Tribune de l’opposition pour le journal municipal de juillet/août 2008.
Sous la présidence de Monsieur PORTELLI, la communauté d’agglomération Val-et-Forêt a acté la mise en place d’un système de vidéosurveillance sur son territoire. Dans ce cadre, notre commune se verra prochainement dotée de 13 caméras, dans un premier temps. Le budget estimé de l’opération dans son intégralité est chiffré à plus de 5,6 millions d’Euros. Ce coût est important dans le budget de Val-et-Forêt. Aujourd’hui, le financement de cette opération (20 % du Conseil régional et 30 % du Conseil général), n’est toujours pas voté dans les collectivités concernées.
Au-delà de ces frais d’investissement, le fonctionnement d’un tel système nécessitera deux équipes de 3 agents, sept jours sur sept de 14h à 6h du matin, pour un coût annuel de 186 000 €. Ces agents seront-ils les mêmes que ceux qui sillonnent aujourd’hui la voie publique et se verront-ils dorénavant affectés à un pupitre ?
La finalité de la vidéosurveillance (protection des biens, des personnes et de certains espaces publics) devrait normalement être assurée par une présence élargie de la police municipale et de la police nationale sur le terrain. Un travail de prévention efficace et coordonné assurerait également de façon plus humaine la sécurité de tous, tout en tissant du lien social.
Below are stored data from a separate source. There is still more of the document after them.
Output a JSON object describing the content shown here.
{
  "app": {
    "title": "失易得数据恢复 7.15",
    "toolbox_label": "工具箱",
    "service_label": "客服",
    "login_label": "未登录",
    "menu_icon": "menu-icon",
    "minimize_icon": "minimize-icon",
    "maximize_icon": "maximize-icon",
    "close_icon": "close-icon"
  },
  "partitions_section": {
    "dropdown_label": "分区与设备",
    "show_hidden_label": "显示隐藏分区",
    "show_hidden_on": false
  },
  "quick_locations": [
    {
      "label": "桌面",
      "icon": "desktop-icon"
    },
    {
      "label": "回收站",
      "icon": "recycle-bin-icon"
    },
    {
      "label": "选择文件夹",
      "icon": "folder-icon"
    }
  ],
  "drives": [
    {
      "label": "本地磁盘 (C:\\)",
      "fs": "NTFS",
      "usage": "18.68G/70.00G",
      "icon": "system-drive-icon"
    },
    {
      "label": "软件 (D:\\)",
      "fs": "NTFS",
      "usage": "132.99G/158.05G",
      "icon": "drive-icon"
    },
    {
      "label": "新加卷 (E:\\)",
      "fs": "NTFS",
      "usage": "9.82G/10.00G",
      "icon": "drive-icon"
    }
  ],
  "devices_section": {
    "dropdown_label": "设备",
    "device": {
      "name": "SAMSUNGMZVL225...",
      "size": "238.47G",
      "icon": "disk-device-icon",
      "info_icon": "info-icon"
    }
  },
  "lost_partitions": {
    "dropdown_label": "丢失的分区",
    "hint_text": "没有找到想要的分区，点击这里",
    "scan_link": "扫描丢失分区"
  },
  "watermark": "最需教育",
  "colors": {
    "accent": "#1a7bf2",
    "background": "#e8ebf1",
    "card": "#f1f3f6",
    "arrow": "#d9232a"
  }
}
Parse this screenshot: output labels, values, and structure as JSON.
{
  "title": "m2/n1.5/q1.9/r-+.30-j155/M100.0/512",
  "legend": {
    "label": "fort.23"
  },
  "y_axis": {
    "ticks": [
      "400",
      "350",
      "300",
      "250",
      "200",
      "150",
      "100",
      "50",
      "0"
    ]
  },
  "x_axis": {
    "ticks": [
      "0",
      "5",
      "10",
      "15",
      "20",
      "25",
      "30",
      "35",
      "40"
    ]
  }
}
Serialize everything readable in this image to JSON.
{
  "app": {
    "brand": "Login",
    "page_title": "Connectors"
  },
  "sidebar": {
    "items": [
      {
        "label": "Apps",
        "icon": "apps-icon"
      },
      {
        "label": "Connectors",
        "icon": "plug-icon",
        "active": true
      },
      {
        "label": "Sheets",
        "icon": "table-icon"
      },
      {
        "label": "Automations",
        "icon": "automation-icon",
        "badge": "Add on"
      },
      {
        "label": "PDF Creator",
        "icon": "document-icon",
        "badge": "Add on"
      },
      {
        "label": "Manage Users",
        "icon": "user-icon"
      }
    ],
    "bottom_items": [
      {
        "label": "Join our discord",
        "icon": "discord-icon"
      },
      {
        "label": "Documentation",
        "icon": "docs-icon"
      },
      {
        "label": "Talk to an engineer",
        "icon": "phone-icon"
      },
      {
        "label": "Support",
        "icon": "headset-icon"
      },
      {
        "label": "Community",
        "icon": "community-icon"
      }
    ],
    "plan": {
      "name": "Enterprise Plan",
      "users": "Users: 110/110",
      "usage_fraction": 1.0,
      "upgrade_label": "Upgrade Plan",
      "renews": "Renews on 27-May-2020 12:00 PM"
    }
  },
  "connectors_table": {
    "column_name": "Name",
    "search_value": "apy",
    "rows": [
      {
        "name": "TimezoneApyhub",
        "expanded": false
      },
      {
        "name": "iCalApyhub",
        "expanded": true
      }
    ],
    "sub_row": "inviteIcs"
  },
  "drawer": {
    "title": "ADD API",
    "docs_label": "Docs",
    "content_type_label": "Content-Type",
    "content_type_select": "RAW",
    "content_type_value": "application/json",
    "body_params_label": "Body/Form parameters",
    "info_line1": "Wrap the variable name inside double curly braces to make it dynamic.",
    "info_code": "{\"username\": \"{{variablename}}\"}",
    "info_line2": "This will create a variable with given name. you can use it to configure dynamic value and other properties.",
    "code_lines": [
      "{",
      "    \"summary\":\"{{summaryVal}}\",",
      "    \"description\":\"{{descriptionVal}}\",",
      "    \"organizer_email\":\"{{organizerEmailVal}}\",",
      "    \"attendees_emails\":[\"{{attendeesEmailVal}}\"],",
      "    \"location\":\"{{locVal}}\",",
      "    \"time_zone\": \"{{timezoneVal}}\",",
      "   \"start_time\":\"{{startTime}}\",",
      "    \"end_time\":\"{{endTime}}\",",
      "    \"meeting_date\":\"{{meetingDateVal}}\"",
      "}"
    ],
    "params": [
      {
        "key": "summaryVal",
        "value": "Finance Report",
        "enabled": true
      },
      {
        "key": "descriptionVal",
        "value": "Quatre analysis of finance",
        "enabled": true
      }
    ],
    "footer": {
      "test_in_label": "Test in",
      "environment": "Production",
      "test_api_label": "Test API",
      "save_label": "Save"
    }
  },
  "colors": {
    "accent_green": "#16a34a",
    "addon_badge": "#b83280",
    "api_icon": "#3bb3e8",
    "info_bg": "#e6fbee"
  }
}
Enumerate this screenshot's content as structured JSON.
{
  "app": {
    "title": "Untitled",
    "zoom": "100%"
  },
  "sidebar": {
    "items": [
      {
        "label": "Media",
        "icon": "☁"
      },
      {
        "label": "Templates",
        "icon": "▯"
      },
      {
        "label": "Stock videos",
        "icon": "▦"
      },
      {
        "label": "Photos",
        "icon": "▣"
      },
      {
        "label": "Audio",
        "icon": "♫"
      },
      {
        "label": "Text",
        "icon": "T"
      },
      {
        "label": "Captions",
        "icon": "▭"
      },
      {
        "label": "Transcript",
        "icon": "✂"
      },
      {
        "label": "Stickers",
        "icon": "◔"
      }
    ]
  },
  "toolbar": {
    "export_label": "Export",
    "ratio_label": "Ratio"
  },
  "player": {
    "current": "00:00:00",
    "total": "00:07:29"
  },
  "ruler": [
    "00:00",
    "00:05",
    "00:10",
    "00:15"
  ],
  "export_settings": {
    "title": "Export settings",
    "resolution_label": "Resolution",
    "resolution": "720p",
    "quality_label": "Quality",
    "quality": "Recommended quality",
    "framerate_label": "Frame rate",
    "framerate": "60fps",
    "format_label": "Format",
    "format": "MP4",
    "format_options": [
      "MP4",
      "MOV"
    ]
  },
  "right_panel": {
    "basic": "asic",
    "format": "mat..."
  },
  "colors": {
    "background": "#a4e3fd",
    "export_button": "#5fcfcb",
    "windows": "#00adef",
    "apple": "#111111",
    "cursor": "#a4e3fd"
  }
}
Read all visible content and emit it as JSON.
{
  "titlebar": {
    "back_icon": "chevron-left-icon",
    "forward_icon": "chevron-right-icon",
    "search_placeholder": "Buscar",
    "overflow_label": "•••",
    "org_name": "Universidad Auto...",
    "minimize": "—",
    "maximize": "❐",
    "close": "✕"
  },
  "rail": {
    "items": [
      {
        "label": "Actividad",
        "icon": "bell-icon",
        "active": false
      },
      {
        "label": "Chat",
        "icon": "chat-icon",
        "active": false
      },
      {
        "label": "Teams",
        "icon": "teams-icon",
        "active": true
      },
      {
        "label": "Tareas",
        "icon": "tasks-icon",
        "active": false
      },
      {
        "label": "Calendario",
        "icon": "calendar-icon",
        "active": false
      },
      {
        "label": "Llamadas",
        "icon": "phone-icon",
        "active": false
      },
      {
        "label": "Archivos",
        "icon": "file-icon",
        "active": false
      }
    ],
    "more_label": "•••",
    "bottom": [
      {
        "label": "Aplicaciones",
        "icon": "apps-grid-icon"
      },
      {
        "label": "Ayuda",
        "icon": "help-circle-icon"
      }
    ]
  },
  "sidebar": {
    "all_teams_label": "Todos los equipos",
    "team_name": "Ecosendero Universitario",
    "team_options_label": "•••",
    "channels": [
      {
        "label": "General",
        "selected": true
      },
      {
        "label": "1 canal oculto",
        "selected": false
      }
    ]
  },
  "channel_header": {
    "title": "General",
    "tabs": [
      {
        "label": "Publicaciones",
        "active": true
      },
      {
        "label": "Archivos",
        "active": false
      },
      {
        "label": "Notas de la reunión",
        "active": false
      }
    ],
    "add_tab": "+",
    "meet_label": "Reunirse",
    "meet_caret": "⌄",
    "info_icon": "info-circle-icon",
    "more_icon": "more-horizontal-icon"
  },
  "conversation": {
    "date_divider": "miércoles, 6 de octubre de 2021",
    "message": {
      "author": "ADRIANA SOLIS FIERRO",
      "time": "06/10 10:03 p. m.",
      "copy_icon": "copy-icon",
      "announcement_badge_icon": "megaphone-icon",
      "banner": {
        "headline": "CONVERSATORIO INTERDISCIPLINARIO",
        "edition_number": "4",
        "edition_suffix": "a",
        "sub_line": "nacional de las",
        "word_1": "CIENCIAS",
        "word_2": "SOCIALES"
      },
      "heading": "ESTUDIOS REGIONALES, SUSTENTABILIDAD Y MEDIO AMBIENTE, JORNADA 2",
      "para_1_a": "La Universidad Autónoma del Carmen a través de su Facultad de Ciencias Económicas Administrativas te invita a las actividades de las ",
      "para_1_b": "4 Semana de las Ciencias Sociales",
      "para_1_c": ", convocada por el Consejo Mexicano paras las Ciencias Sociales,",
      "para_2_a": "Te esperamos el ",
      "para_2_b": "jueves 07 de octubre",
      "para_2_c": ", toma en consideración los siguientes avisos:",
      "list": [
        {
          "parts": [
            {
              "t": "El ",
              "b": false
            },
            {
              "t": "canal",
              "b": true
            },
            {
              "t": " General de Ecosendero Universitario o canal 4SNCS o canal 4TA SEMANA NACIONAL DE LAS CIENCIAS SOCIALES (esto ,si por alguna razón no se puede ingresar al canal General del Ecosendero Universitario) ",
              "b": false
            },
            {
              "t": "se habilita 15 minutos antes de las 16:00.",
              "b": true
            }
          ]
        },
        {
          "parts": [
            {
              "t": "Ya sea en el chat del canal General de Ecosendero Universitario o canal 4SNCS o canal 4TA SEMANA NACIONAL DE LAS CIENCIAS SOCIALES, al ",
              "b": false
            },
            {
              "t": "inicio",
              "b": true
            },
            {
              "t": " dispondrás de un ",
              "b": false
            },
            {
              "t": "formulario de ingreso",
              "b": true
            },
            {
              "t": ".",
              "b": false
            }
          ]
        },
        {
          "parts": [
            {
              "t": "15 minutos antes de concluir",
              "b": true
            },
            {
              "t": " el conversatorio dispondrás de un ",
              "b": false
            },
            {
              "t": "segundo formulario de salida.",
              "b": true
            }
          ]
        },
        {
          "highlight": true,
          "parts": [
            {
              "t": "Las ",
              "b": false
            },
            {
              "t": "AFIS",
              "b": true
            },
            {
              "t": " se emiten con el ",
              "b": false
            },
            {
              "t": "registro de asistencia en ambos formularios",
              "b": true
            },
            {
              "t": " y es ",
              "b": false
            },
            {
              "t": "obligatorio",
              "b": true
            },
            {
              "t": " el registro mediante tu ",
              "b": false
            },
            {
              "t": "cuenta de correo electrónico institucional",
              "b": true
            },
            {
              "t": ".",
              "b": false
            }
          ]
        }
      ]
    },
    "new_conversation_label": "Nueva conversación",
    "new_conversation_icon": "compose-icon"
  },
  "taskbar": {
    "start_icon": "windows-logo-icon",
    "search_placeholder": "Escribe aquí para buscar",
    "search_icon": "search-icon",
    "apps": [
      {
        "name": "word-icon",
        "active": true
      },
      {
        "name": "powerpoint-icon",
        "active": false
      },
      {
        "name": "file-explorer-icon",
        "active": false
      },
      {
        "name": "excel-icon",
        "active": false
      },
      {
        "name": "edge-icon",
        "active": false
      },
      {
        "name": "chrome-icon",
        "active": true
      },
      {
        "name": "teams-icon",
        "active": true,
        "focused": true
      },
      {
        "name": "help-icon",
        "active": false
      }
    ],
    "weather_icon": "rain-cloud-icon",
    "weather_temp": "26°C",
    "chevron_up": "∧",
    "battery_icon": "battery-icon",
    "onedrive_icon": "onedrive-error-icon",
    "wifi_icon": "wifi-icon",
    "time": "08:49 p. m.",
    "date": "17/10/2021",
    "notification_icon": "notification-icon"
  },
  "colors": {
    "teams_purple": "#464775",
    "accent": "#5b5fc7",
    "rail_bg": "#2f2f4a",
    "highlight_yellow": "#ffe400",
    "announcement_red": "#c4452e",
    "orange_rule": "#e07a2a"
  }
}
Or, au sein des villes voisines concernées par la vidéosurveillance, deux visions s’affrontent. L’une, à laquelle nous sommes attachés, met l’accent sur la prévention. L’autre fait de la répression sa priorité. La commune de Franconville en fait partie, qui bénéficiera de 25 caméras en première tranche. Nous espérons que la mise en place de la vidéosurveillance ne soit pas l’occasion d’un durcissement sécuritaire qui mènerait sans nul doute à une situation explosive dans nos villes.
Par ailleurs, nous serons particulièrement attentifs au respect des libertés individuelles et collectives des citoyens. La législation impose des garanties minimales destinées à protéger ces libertés : le respect de la vie privée, une durée de conservation des enregistrements limités dans le temps, une information claire et permanente des personnes… Comment sera mis en place ce système ? La création d’un comité d’éthique est-elle prévue, et si oui de qui serait-il composé ?
Autant de questions indissociables à la mise en place d’un tel dispositif et sur lesquelles nous solliciterons des réponses précises de la majorité municipale.
Les élus de Générations Ermont
Mathias Trogrlic, Christophe Rodrigues, Estelle Lê, Talal Khiyachi, Marine Gilbert, Zahia Lebbaz.